Rural Nevada centers would be hit the hardest, Messinger said. “I worry about the rural health centers. I don’t know what their finances look like, but if they lose their grant funding, it will be the rural places and people with a lack of options that lose their care first.”

Messinger said he has been to Washington, D.C., four times to discuss CHCF funding options and CEOs of the state’s health centers have been to the capital twice this year.

Earlier this month, Nevada Health Centers CEO and board chairs sent a letter to Nevada’s congressional delegation to encourage action on funding for community health centers.

In the letter, addressed to Republican Sen. Dean Heller, Democratic Sen. Catherine Cortez Masto, Democratic Rep. Dina Titus, Republican Rep. Mark Amodei, Democratic Rep. Jacky Rosen and Democratic Rep. Ruben Kihuen, the CEO and board chairs asked for unity between political parties and a solution to health care funding.

“As you read these words, our nation’s network of more than 1,300 community health centers, located in all U.S. states, territories, and the District of Columbia, are facing very real consequences if renewed congressional commitment to funding isn’t quickly yet expediently addressed,” the letter says. “As the financial coffers run dry, services may be curtailed; hours and access may be limited; and, ultimately, the doors to many community health centers could permanently close.”

The letter encourages Nevada congressional members “to develop a long-term, fiscally responsible funding plan that ensures the success of our country’s greatest public health asset.”

There’s bipartisan support to continue the Community Health Center fund.

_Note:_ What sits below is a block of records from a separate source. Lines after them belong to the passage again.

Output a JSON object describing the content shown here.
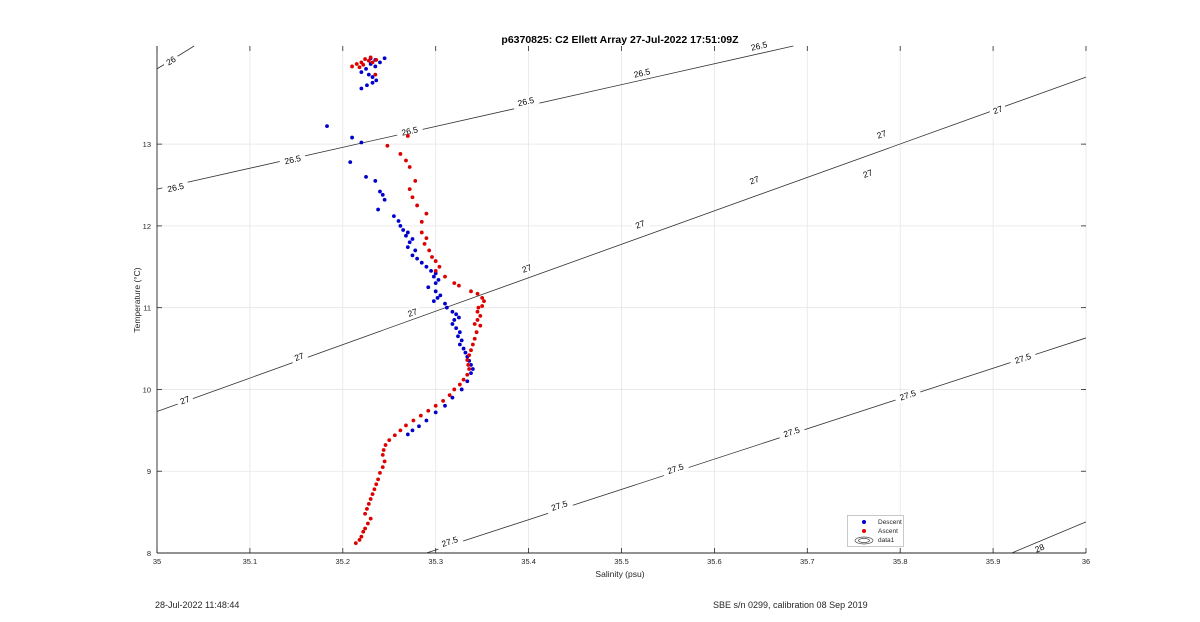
{
  "figure": {
    "footer_left": "28-Jul-2022 11:48:44",
    "footer_right": "SBE s/n 0299, calibration 08 Sep 2019"
  },
  "chart_data": {
    "type": "scatter",
    "title": "p6370825: C2 Ellett Array 27-Jul-2022 17:51:09Z",
    "xlabel": "Salinity (psu)",
    "ylabel": "Temperature (°C)",
    "xlim": [
      35,
      36
    ],
    "ylim": [
      8,
      14.2
    ],
    "xticks": [
      "35",
      "35.1",
      "35.2",
      "35.3",
      "35.4",
      "35.5",
      "35.6",
      "35.7",
      "35.8",
      "35.9",
      "36"
    ],
    "yticks": [
      "8",
      "9",
      "10",
      "11",
      "12",
      "13"
    ],
    "grid": true,
    "legend_position": "bottom-right",
    "legend": [
      "Descent",
      "Ascent",
      "data1"
    ],
    "colors": {
      "Descent": "#0000cc",
      "Ascent": "#dd0000",
      "contour": "#333333"
    },
    "contours": [
      {
        "label": "26",
        "line": [
          [
            35.0,
            13.92
          ],
          [
            35.04,
            14.2
          ]
        ],
        "labels": [
          [
            35.015,
            14.02
          ]
        ]
      },
      {
        "label": "26.5",
        "line": [
          [
            35.0,
            12.45
          ],
          [
            35.685,
            14.2
          ]
        ],
        "labels": [
          [
            35.02,
            12.47
          ],
          [
            35.146,
            12.81
          ],
          [
            35.272,
            13.16
          ],
          [
            35.397,
            13.52
          ],
          [
            35.522,
            13.87
          ],
          [
            35.648,
            14.2
          ]
        ]
      },
      {
        "label": "27",
        "line": [
          [
            35.0,
            9.73
          ],
          [
            36.0,
            13.82
          ]
        ],
        "labels": [
          [
            35.03,
            9.87
          ],
          [
            35.153,
            10.4
          ],
          [
            35.275,
            10.94
          ],
          [
            35.398,
            11.48
          ],
          [
            35.52,
            12.02
          ],
          [
            35.643,
            12.56
          ],
          [
            35.765,
            12.64
          ],
          [
            35.78,
            13.12
          ],
          [
            35.905,
            13.42
          ]
        ]
      },
      {
        "label": "27.5",
        "line": [
          [
            35.29,
            8.0
          ],
          [
            36.0,
            10.63
          ]
        ],
        "labels": [
          [
            35.315,
            8.14
          ],
          [
            35.433,
            8.58
          ],
          [
            35.558,
            9.03
          ],
          [
            35.683,
            9.48
          ],
          [
            35.808,
            9.93
          ],
          [
            35.932,
            10.38
          ]
        ]
      },
      {
        "label": "28",
        "line": [
          [
            35.92,
            8.0
          ],
          [
            36.0,
            8.38
          ]
        ],
        "labels": [
          [
            35.95,
            8.06
          ]
        ]
      }
    ],
    "series": [
      {
        "name": "Descent",
        "points": [
          [
            35.23,
            14.05
          ],
          [
            35.245,
            14.05
          ],
          [
            35.235,
            14.03
          ],
          [
            35.24,
            14.0
          ],
          [
            35.23,
            13.98
          ],
          [
            35.235,
            13.95
          ],
          [
            35.225,
            13.92
          ],
          [
            35.22,
            13.88
          ],
          [
            35.228,
            13.85
          ],
          [
            35.232,
            13.82
          ],
          [
            35.236,
            13.78
          ],
          [
            35.232,
            13.75
          ],
          [
            35.226,
            13.72
          ],
          [
            35.22,
            13.68
          ],
          [
            35.183,
            13.22
          ],
          [
            35.21,
            13.08
          ],
          [
            35.22,
            13.02
          ],
          [
            35.208,
            12.78
          ],
          [
            35.225,
            12.6
          ],
          [
            35.235,
            12.55
          ],
          [
            35.24,
            12.42
          ],
          [
            35.243,
            12.38
          ],
          [
            35.245,
            12.32
          ],
          [
            35.238,
            12.2
          ],
          [
            35.255,
            12.12
          ],
          [
            35.26,
            12.06
          ],
          [
            35.262,
            12.0
          ],
          [
            35.265,
            11.95
          ],
          [
            35.27,
            11.92
          ],
          [
            35.268,
            11.88
          ],
          [
            35.275,
            11.84
          ],
          [
            35.272,
            11.8
          ],
          [
            35.27,
            11.74
          ],
          [
            35.278,
            11.7
          ],
          [
            35.275,
            11.64
          ],
          [
            35.28,
            11.6
          ],
          [
            35.285,
            11.55
          ],
          [
            35.29,
            11.5
          ],
          [
            35.295,
            11.45
          ],
          [
            35.3,
            11.42
          ],
          [
            35.298,
            11.38
          ],
          [
            35.303,
            11.34
          ],
          [
            35.3,
            11.3
          ],
          [
            35.292,
            11.25
          ],
          [
            35.3,
            11.2
          ],
          [
            35.305,
            11.15
          ],
          [
            35.302,
            11.12
          ],
          [
            35.298,
            11.08
          ],
          [
            35.31,
            11.05
          ],
          [
            35.312,
            11.0
          ],
          [
            35.318,
            10.95
          ],
          [
            35.322,
            10.92
          ],
          [
            35.325,
            10.88
          ],
          [
            35.32,
            10.85
          ],
          [
            35.318,
            10.8
          ],
          [
            35.322,
            10.75
          ],
          [
            35.326,
            10.7
          ],
          [
            35.324,
            10.65
          ],
          [
            35.328,
            10.6
          ],
          [
            35.326,
            10.55
          ],
          [
            35.33,
            10.5
          ],
          [
            35.332,
            10.45
          ],
          [
            35.334,
            10.4
          ],
          [
            35.336,
            10.35
          ],
          [
            35.338,
            10.3
          ],
          [
            35.34,
            10.25
          ],
          [
            35.338,
            10.2
          ],
          [
            35.334,
            10.1
          ],
          [
            35.328,
            10.0
          ],
          [
            35.318,
            9.9
          ],
          [
            35.31,
            9.8
          ],
          [
            35.3,
            9.72
          ],
          [
            35.29,
            9.62
          ],
          [
            35.282,
            9.55
          ],
          [
            35.275,
            9.5
          ],
          [
            35.27,
            9.45
          ]
        ]
      },
      {
        "name": "Ascent",
        "points": [
          [
            35.23,
            14.06
          ],
          [
            35.224,
            14.04
          ],
          [
            35.236,
            14.03
          ],
          [
            35.228,
            14.02
          ],
          [
            35.22,
            14.0
          ],
          [
            35.232,
            14.0
          ],
          [
            35.215,
            13.98
          ],
          [
            35.222,
            13.97
          ],
          [
            35.21,
            13.95
          ],
          [
            35.218,
            13.94
          ],
          [
            35.235,
            13.85
          ],
          [
            35.27,
            13.1
          ],
          [
            35.248,
            12.98
          ],
          [
            35.262,
            12.88
          ],
          [
            35.268,
            12.8
          ],
          [
            35.272,
            12.72
          ],
          [
            35.278,
            12.55
          ],
          [
            35.272,
            12.45
          ],
          [
            35.275,
            12.35
          ],
          [
            35.28,
            12.25
          ],
          [
            35.285,
            12.05
          ],
          [
            35.29,
            12.15
          ],
          [
            35.285,
            11.92
          ],
          [
            35.29,
            11.85
          ],
          [
            35.288,
            11.78
          ],
          [
            35.293,
            11.7
          ],
          [
            35.296,
            11.62
          ],
          [
            35.3,
            11.57
          ],
          [
            35.304,
            11.5
          ],
          [
            35.3,
            11.45
          ],
          [
            35.31,
            11.38
          ],
          [
            35.32,
            11.3
          ],
          [
            35.325,
            11.27
          ],
          [
            35.338,
            11.2
          ],
          [
            35.345,
            11.17
          ],
          [
            35.35,
            11.12
          ],
          [
            35.352,
            11.08
          ],
          [
            35.35,
            11.02
          ],
          [
            35.346,
            11.0
          ],
          [
            35.345,
            10.95
          ],
          [
            35.348,
            10.9
          ],
          [
            35.345,
            10.85
          ],
          [
            35.342,
            10.8
          ],
          [
            35.348,
            10.78
          ],
          [
            35.344,
            10.7
          ],
          [
            35.342,
            10.62
          ],
          [
            35.34,
            10.55
          ],
          [
            35.338,
            10.48
          ],
          [
            35.336,
            10.42
          ],
          [
            35.334,
            10.36
          ],
          [
            35.335,
            10.3
          ],
          [
            35.336,
            10.25
          ],
          [
            35.334,
            10.18
          ],
          [
            35.33,
            10.12
          ],
          [
            35.326,
            10.06
          ],
          [
            35.32,
            10.0
          ],
          [
            35.315,
            9.93
          ],
          [
            35.308,
            9.86
          ],
          [
            35.3,
            9.8
          ],
          [
            35.292,
            9.74
          ],
          [
            35.284,
            9.68
          ],
          [
            35.276,
            9.62
          ],
          [
            35.268,
            9.56
          ],
          [
            35.262,
            9.5
          ],
          [
            35.256,
            9.44
          ],
          [
            35.25,
            9.38
          ],
          [
            35.246,
            9.32
          ],
          [
            35.244,
            9.26
          ],
          [
            35.243,
            9.2
          ],
          [
            35.245,
            9.12
          ],
          [
            35.243,
            9.05
          ],
          [
            35.24,
            8.98
          ],
          [
            35.238,
            8.9
          ],
          [
            35.236,
            8.84
          ],
          [
            35.234,
            8.78
          ],
          [
            35.232,
            8.72
          ],
          [
            35.23,
            8.66
          ],
          [
            35.228,
            8.6
          ],
          [
            35.226,
            8.54
          ],
          [
            35.224,
            8.48
          ],
          [
            35.23,
            8.42
          ],
          [
            35.227,
            8.36
          ],
          [
            35.224,
            8.3
          ],
          [
            35.222,
            8.26
          ],
          [
            35.22,
            8.2
          ],
          [
            35.218,
            8.16
          ],
          [
            35.214,
            8.12
          ]
        ]
      }
    ]
  }
}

Both Heller and Cortez Masto have signed onto a letter to urge “swift resolution” to the health center funding cliff.

Rosen and Kihuen signed onto a House letter to urge a 5-year reauthorization of community heath center funding.

Both letters expressed need for bipartisan support for funding the program for the next five years.

The Department of Health and Human Services has estimated without funding in 2018, approximately 2,800 health center locations in the U.S. could close. They estimate the closures could cost more than 50,000 jobs and endanger the care of 9 million patients.

Messinger and others are asking for a five-year extension of the CHCF, an extension that has bipartisan support from Heller and Cortez Masto.

“I really want the people in Congress to get credit,” Messinger said. “They have been supportive and they hope they can do something to get it passed.”